The Tubby Ticket-Finder and His Bakery

This is my construction paper kitchen design. We watched a holiday broadcast of the newer Charlie and the Chocolate Factory and I decided on the scheme of the German bakery where the tubby ticket-finder meets the press. It had cream walls and pale blue tiles. We only had this brown paper, so this picture isn't accurate. I don't want a yellow sink. But, it's fun anyway. The chance of finding affordable pale blue subway tile is low, so unless some comes rolling my way off the back of a truck on the freeway, it will be Home Depot white.



















Here is what we're really going to do, but in a more, dollar-store, version.

The Kitchen that Was

Dear Ralph's lonely blog,
I am sorry I abandoned you. Really, there was nothing to write about. Now there is. On impulse, the Sunday before New Year's we bashed the kitchen cabinets into nasty, dirty pieces, making them into the appropriate 4' x 4' sections for the trash truck guys. This is what was underneath, yuck. These pictures were before breaking off remaining rot, decay and plaster. Since we moved in, the only thing between us and the crawlspace and the exterior walls was 3' of clear packing tape that I used to bridge this hole around the pvc drainpipe. I'm amazed we didn't see rats more often.

Rat Poop Before Sweeping:














Hole in the Wall Where Sink Used to Be:














The golden-color floor material appeared to be vinyl, and came right up. It was lain over linoleum tiles that may have been early to the house. Neither of them extended into the business portion of the kitchen floor. There, under the current beige sheet vinyl, are glossy fake parquet vinyl tiles, which peel right up with the sheet, exposing beautiful but very sticky wood floors underneath.

My guess is that someone redoing the kitchen in the 70's had the the really old stuff stripped off and refinished the wood floors. The old stuff remained under the inaccesible cabinet bases. But then, some recent fool put down the fake wood parquet tiles, maybe a renter.
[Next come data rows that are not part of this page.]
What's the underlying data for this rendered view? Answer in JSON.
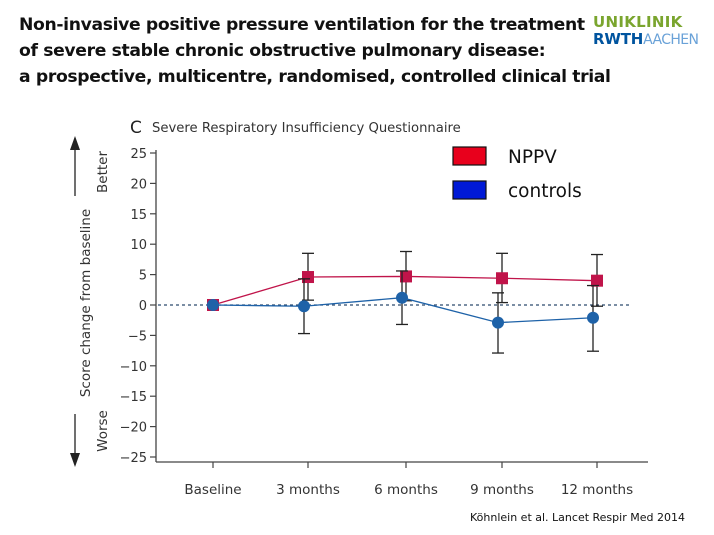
{
  "slide": {
    "title_lines": [
      "Non-invasive positive pressure ventilation for the treatment",
      "of severe stable chronic obstructive pulmonary disease:",
      "a prospective, multicentre, randomised, controlled clinical trial"
    ],
    "logo_top": "UNIKLINIK",
    "logo_bottom_strong": "RWTH",
    "logo_bottom_light": "AACHEN",
    "citation": "Köhnlein et al. Lancet Respir Med 2014"
  },
  "chart_data": {
    "type": "line",
    "panel_label": "C",
    "title": "Severe Respiratory Insufficiency Questionnaire",
    "ylabel": "Score change from baseline",
    "ylabel_better": "Better",
    "ylabel_worse": "Worse",
    "categories": [
      "Baseline",
      "3 months",
      "6 months",
      "9 months",
      "12 months"
    ],
    "ylim": [
      -25,
      25
    ],
    "yticks": [
      25,
      20,
      15,
      10,
      5,
      0,
      -5,
      -10,
      -15,
      -20,
      -25
    ],
    "ytick_labels": [
      "25",
      "20",
      "15",
      "10",
      "5",
      "0",
      "−5",
      "−10",
      "−15",
      "−20",
      "−25"
    ],
    "reference_line": 0,
    "grid": false,
    "legend_position": "top-right",
    "series": [
      {
        "name": "NPPV",
        "color": "#c0144a",
        "legend_color": "#e8001c",
        "marker": "square",
        "values": [
          0,
          4.6,
          4.7,
          4.4,
          4.0
        ],
        "error_low": [
          null,
          0.8,
          0.7,
          0.4,
          -0.2
        ],
        "error_high": [
          null,
          8.5,
          8.8,
          8.5,
          8.3
        ]
      },
      {
        "name": "controls",
        "color": "#1e62a8",
        "legend_color": "#0019d6",
        "marker": "circle",
        "values": [
          0,
          -0.2,
          1.2,
          -2.9,
          -2.1
        ],
        "error_low": [
          null,
          -4.7,
          -3.2,
          -7.9,
          -7.6
        ],
        "error_high": [
          null,
          4.3,
          5.6,
          2.0,
          3.2
        ]
      }
    ]
  }
}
Why, when there is real, finished wood underneath?? Anyhoo, the real wood floor was made so sticky by those parquet tiles that I decided the layers should just stay. They will be a good underlayer for new linoleum tiles.

This is the new shimmed wallboard and 3/4" plywood under-cabinet floor patch.














Here is Jason wetting and scraping the popcorn ceiling. Yay!


More to come!

Small projects


Deck railings still need to be built, but I made lattice panels to keep Pepper the dog from visiting the frogs under the deck. I hate, hate the diagonal lattice from Lowe's and HD. Or maybe I just hate that there is only one choice in lattice style. These instructions were useful, using my mom's pnumatic stapler. I've seen this style of lattice under front porches all over town, though mostly under victorians and 1910s houses. Sometimes I think what I really wanted was an even older house.




This is one of the old street markers. It's more aged than the house, I think. There are modern, taller, reflective signs planted next to them, but these still stick up all over the older areas of Jacksonville. This one is across the street from me in a park. All the paint was gone and it was mildewy so I finally re-did it. I debated using reflective letters from the hardware store but thought this way was more authentic. I enlarged the Arial font, cut out the individual letters and traced them onto the scrubbed, primed and painted post, then filled in the outlines with exterior glossy black. At least a full eight hours of work. There is another grungy one across the park, too.

Locksets

Last week I moved the bed into a corner to make the bedroom look bigger. Last night I thought, "What this fancy new bedroom needs is a working door lockset so the door will stay closed." I pulled the invoice for the replacement bathroom lockset from a few years ago and looked up its sku # on Van Dyke's website. The price had increased $4, to $20! Yeep!

So I thought about the remaining five doors with original locksets and found that the only operating latch of the bunch was in the door separating the public from the private side of the house. If I switched this one with the bedroom set, then the bedroom door would latch closed. I was just about to install this in the bedroom door when I saw it had a single screw on one of the big flat sides, holding the box together.

I'd never been curious about the workings of the original bathroom lockset mainly because I was newcomer to old houses and the grunge that can go with them. I knew that if I opened the bath lockset, roach eggs and spiders and rust would pop out and stick to my face. Now, I don't care as much.

Undoing the box, I discovered it's really very simple inside. The guts are rough cast metal. The latches seen on the outside are brass. The 6 parts all overlap each other with cast pegs. There is no oiling necessary. In fact, these look like a great engineering project for elementary kids, like something you'd find in a toy catalog.

I'm glad I had bought that new $16 lockset for the bathroom, which is a room that's nice to lock, like in the movies when you're home alone and naked in the shower and a guy with a machete breaks in. But I can almost kick myself that a little $.35 spring, circling the peg under the end of the pink arrow and extending to the hook on the right, is the reason these five doors won't stay latched and closed. I could see how the lock works too, and now I just need to find a key. I assume all the locks used the same key. Cheap and simple solutions are super!